1 (1965-1967) From the Earth to the Moon The Byrds' Greatest Hits Super Hits The Byrds' Greatest Hits Fifth Dimension Full Flyte (1965-1970) The Essential Byrds Mojo Presents. Reason:ĭefinitive Collection History of the Byrds 20 Essential Tracks from the Boxed Set: 1965-90 Original Singles, Vol. If I'm ever in a situation where I know I'm near the end, I'll put on this song, or maybe the Leo Kottke version. Sorry if that seemed unnecessarily morose, but I've always found this offbeat interpretation beautiful in its own strange way. This could frighten him and inspire second thoughts, although he knows he cannot turn back that could cover the "Nowhere is there warmth to be found/Among those afraid of losing their ground" stanza. Whatever these visions are, the dying individual can only wonder whether those "shapeless forms" will become tangible and he will at last "touch down" in this foreign land when he closes his eyes to sleep (and to die) or whether they will simply fade as the last of his thoughts slip away.

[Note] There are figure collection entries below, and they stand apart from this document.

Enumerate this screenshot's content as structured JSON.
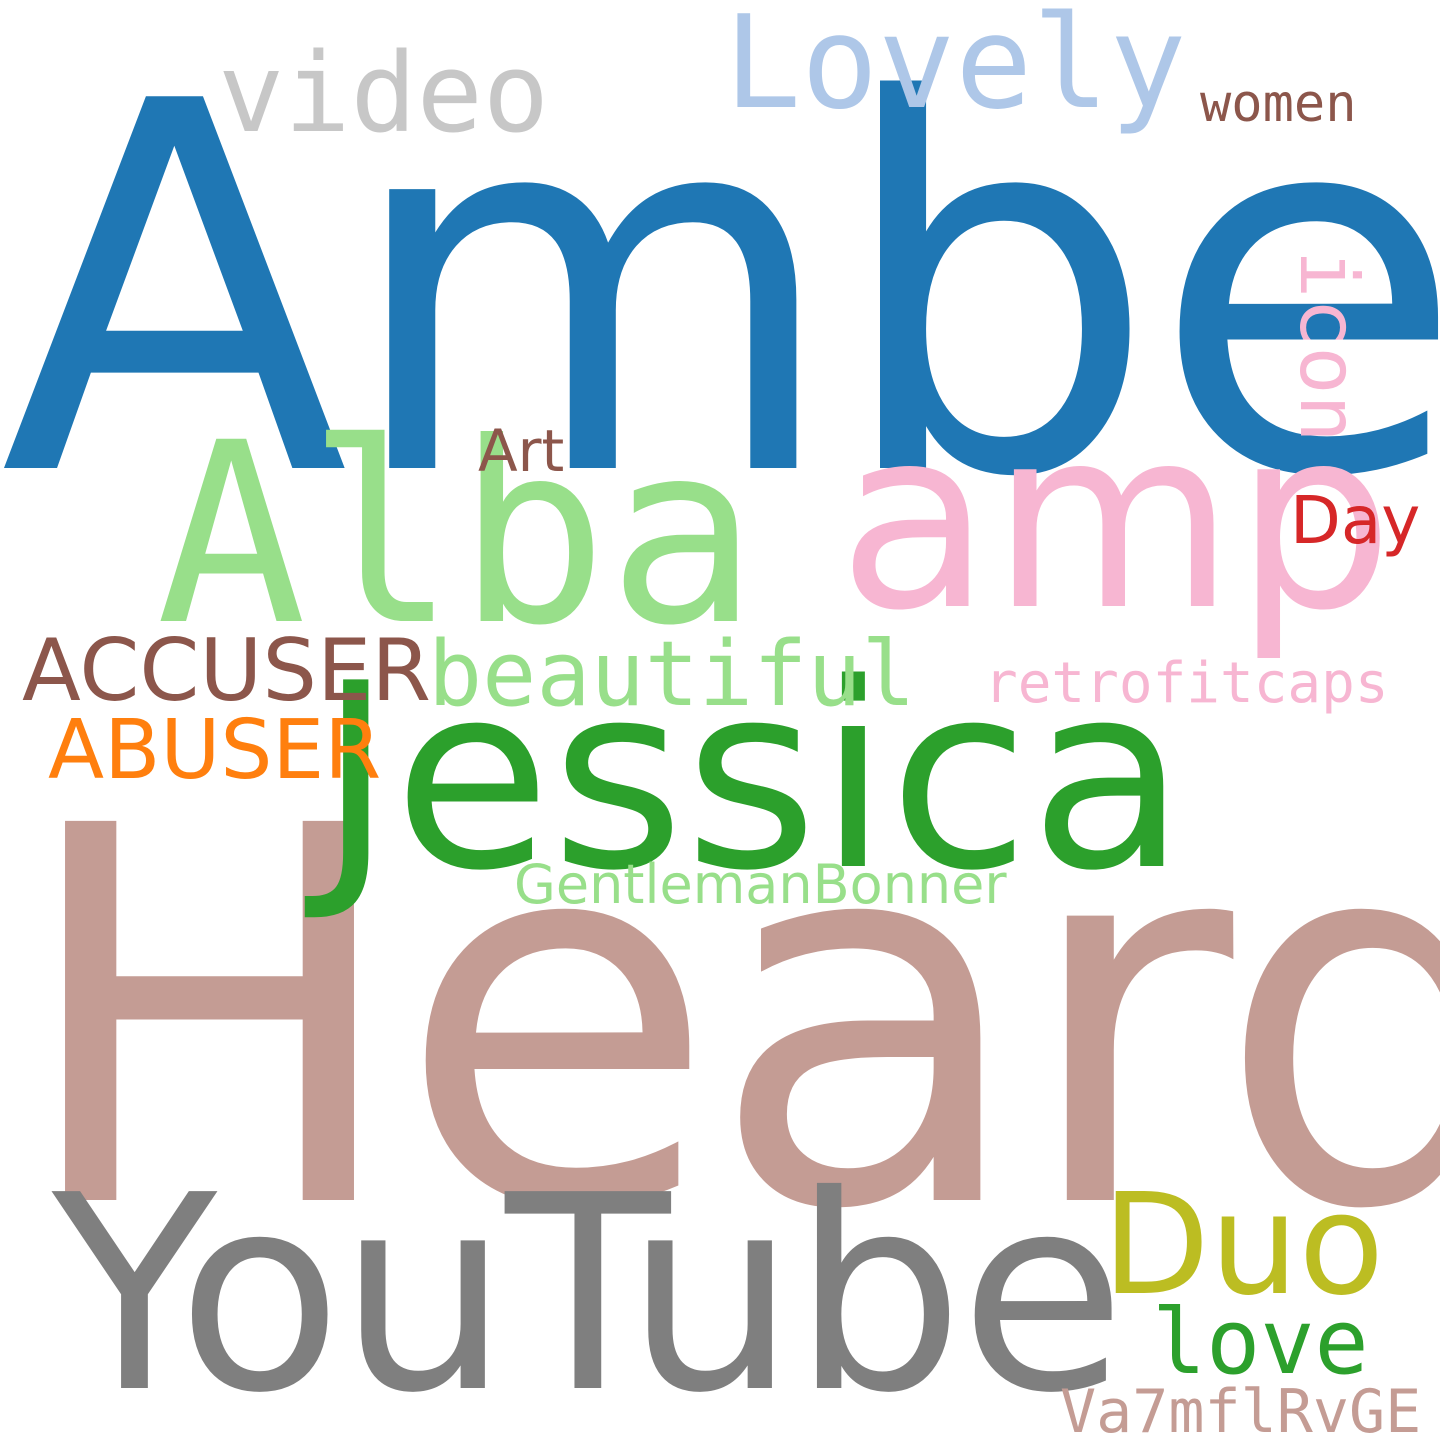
{
  "words": {
    "amber": {
      "text": "Amber",
      "color": "#1f77b4"
    },
    "heard": {
      "text": "Heard",
      "color": "#c49c94"
    },
    "jessica": {
      "text": "Jessica",
      "color": "#2ca02c"
    },
    "youtube": {
      "text": "YouTube",
      "color": "#7f7f7f"
    },
    "alba": {
      "text": "Alba",
      "color": "#98df8a"
    },
    "amp": {
      "text": "amp",
      "color": "#f7b6d2"
    },
    "lovely": {
      "text": "Lovely",
      "color": "#aec7e8"
    },
    "video": {
      "text": "video",
      "color": "#c7c7c7"
    },
    "beautiful": {
      "text": "beautiful",
      "color": "#98df8a"
    },
    "accuser": {
      "text": "ACCUSER",
      "color": "#8c564b"
    },
    "abuser": {
      "text": "ABUSER",
      "color": "#ff7f0e"
    },
    "duo": {
      "text": "Duo",
      "color": "#bcbd22"
    },
    "love": {
      "text": "love",
      "color": "#2ca02c"
    },
    "va7": {
      "text": "Va7mflRvGE",
      "color": "#c49c94"
    },
    "gentle": {
      "text": "GentlemanBonner",
      "color": "#98df8a"
    },
    "retro": {
      "text": "retrofitcaps",
      "color": "#f7b6d2"
    },
    "icon": {
      "text": "icon",
      "color": "#f7b6d2"
    },
    "day": {
      "text": "Day",
      "color": "#d62728"
    },
    "art": {
      "text": "Art",
      "color": "#8c564b"
    },
    "women": {
      "text": "women",
      "color": "#8c564b"
    }
  }
}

leo kottke eight miles high

When I hear this song, I think of a depressed person attempting suicide, probably through inhaling gas like nitrous oxide that might at first induce a "high." When the gas is starting to reach dangerous levels and the user is nearly unconscious, the lyrics describe the faint visions that are just beginning to take shape in the suicidal person's mind, perhaps mere hallucinations (they certainly seem fragmented enough to be the inventions of an oxygen-starved mind!) perhaps distant memories, or perhaps remote visions of heaven, hell, or glimpses of an afterlife too strange for the living mind to comprehend. I'm pretty confident that this song was originally about a mere psychedelic experience, but to me it represents something a little different, although possibly related.